Said not only accepts the reality of such a tradition, but he also erases, as Aijaz Ahmed observes, the fractures, conflicts and divisions within European societies and treats Europe as a homogenous maker of history:

It is rather remarkable how constantly and comfortably Said speaks… of a Europe, or the West, as a self-identical, fixed being which has always had an essence and a project, an imagination and a will; and of the “Orient” of its object – textually, militarily, and so on. He speaks of the West, or Europe, as the one that produces that knowledge, the East as the object of that knowledge. In other words, he seems to posit stable subject-object identities, as well as ontological and epistemological distinctions between the two. In what sense then, is Said himself not an Orientalist – or at least, as Sadek el-Azm puts it, an “Orientalist-in-reverse”? Said quite justifiably accuses the “Orientalist” of essentialising the Orient, but his own essentialising of the “West” is equally remarkable. In the process, Said gives us the same “Europe” – unified, self-identical, transhistorical, textual – which is always rehearsed for us in the sort of literary criticism which traces its own pedigree from Aristotle to T.S. Eliot.In Theory, p. 183

For Said, a European, by virtue of being European, must necessarily be racist. “[E]very European”, he writes, “in what he could say about the Orient, was consequently a racist, an imperialist, and almost totally ethnocentric”. Every European? Surely even Gobineau or Renan might have been somewhat more circumspect about making such sweeping statements. As Ahmad observes, “These ways of dismissing entire civilizations as diseased formations are unfortunately all too familiar to us, who live on the other side of the colonial divide, from the history of imperialism itself.”
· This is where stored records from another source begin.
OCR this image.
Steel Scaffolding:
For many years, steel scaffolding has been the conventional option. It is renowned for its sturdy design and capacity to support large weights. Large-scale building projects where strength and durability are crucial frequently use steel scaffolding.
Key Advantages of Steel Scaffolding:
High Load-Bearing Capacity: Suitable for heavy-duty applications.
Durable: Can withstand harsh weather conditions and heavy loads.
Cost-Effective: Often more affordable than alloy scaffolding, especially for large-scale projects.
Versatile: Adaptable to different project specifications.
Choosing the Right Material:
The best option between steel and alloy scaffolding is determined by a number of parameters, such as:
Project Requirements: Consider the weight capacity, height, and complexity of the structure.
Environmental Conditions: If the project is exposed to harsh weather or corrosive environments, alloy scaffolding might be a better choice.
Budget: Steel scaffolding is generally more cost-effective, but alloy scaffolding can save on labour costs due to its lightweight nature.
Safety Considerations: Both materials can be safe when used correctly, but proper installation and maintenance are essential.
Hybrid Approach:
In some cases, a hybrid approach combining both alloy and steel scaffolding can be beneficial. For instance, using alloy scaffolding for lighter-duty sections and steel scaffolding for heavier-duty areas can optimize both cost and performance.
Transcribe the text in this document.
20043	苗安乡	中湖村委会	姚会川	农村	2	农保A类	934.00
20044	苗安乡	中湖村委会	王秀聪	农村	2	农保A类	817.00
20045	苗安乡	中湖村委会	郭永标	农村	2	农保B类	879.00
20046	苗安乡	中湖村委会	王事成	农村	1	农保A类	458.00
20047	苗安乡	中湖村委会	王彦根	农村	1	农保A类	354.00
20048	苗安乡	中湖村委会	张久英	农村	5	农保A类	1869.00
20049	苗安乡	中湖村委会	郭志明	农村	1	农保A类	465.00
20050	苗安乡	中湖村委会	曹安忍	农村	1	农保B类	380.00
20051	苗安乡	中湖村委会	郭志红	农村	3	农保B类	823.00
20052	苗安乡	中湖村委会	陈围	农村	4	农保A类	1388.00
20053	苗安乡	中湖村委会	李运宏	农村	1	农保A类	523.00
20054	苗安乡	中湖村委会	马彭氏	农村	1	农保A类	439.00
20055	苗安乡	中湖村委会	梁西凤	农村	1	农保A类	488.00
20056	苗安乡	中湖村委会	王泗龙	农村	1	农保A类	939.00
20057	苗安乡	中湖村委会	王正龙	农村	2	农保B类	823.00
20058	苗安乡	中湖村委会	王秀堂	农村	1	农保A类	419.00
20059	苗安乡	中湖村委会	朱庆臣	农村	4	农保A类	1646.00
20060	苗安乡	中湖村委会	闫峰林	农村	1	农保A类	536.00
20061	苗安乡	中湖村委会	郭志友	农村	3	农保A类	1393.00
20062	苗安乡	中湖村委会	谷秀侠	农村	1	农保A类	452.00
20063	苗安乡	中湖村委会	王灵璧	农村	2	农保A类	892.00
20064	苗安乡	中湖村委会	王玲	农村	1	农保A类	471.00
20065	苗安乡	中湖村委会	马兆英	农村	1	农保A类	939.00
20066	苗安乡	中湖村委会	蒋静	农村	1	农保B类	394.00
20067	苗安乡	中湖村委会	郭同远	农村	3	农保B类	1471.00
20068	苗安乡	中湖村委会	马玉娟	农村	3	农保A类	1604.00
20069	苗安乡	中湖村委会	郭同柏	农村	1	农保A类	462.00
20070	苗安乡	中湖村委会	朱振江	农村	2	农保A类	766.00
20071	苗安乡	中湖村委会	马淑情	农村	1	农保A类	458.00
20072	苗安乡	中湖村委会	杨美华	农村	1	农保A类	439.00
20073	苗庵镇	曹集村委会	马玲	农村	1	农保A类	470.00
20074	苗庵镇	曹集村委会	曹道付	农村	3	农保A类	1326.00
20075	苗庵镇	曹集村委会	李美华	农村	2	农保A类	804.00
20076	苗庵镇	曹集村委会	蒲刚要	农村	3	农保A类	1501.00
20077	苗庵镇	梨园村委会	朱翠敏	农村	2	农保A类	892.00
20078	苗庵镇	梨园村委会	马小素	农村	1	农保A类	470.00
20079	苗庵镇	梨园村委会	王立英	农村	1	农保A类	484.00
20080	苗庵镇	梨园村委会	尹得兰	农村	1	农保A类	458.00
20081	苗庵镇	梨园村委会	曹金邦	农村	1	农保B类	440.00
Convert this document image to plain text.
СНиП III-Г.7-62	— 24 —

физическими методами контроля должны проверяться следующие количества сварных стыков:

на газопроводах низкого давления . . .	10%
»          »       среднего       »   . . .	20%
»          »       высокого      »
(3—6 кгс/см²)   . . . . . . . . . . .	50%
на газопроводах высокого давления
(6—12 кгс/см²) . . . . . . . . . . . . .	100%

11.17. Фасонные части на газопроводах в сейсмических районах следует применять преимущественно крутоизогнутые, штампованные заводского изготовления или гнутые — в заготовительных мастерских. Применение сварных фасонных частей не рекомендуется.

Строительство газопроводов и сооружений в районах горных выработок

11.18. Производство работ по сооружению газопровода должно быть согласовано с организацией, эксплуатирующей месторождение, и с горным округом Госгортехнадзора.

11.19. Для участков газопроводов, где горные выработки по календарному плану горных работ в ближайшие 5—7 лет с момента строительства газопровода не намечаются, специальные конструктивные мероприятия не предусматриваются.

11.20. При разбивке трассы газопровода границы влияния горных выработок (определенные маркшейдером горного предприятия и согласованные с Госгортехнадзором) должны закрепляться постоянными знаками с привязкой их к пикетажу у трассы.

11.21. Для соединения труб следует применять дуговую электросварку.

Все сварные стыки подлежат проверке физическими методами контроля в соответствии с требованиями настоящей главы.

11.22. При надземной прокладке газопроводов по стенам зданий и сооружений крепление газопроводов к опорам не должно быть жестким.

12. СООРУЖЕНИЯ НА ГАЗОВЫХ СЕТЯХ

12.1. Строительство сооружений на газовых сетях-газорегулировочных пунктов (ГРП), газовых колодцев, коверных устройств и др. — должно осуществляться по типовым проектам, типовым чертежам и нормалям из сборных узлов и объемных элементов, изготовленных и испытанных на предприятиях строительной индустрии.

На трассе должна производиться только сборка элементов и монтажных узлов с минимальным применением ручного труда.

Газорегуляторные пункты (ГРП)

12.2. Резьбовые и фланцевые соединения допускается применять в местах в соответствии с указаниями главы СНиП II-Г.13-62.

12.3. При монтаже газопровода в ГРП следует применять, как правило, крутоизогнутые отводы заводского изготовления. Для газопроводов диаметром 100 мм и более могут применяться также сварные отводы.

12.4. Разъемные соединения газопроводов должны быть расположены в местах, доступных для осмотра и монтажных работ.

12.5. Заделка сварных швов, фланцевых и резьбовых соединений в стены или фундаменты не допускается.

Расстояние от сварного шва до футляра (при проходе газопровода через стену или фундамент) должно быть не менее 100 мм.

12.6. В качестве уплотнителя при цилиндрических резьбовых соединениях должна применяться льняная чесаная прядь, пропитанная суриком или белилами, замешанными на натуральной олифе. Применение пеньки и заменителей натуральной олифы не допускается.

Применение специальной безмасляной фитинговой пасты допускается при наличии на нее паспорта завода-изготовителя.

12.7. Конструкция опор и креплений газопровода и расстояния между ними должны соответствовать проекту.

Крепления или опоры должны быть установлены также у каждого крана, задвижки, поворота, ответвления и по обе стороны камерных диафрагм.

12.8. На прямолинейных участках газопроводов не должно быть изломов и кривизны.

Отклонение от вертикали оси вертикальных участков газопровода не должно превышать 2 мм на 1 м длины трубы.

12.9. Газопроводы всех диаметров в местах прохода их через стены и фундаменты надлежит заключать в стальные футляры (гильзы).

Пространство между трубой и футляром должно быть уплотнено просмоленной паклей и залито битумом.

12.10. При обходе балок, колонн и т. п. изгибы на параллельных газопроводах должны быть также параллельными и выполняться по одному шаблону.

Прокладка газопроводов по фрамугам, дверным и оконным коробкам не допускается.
Elsewhere, Said himself has cogently argued against such ahistoric attitudes:

Culture and Imperialism, If you know in advance that the African or Iranian or Chinese or Jewish or German experience is fundamentally integral, coherent, separate, and therefore comprehensible only to Africans, Iranians, Chinese, Jews or Germans you first of all posit as essential something which, I believe, is both historically created and the result of interpretation – namely the existence of Africanness, Jewishness, or Germanness, or for that matter Orientalism or Occidentalism. Culture and Imperialism, p. 35

Yet such cautionary reminders of the dangers of an ahistoric approach are all too often lost amidst the rush to establish that the categories of Western thought are in and of themselves imbricated with racism. A few chapters on from his warning against thinking of cultures as “fundamentally integral, coherent, separate”, Said argues that there exists a “fundamental ontological distinction between the West and the rest of the world” and that “we may consider” “the geographical and cultural boundaries between the West and its non-Western peripheries” as “absolute”.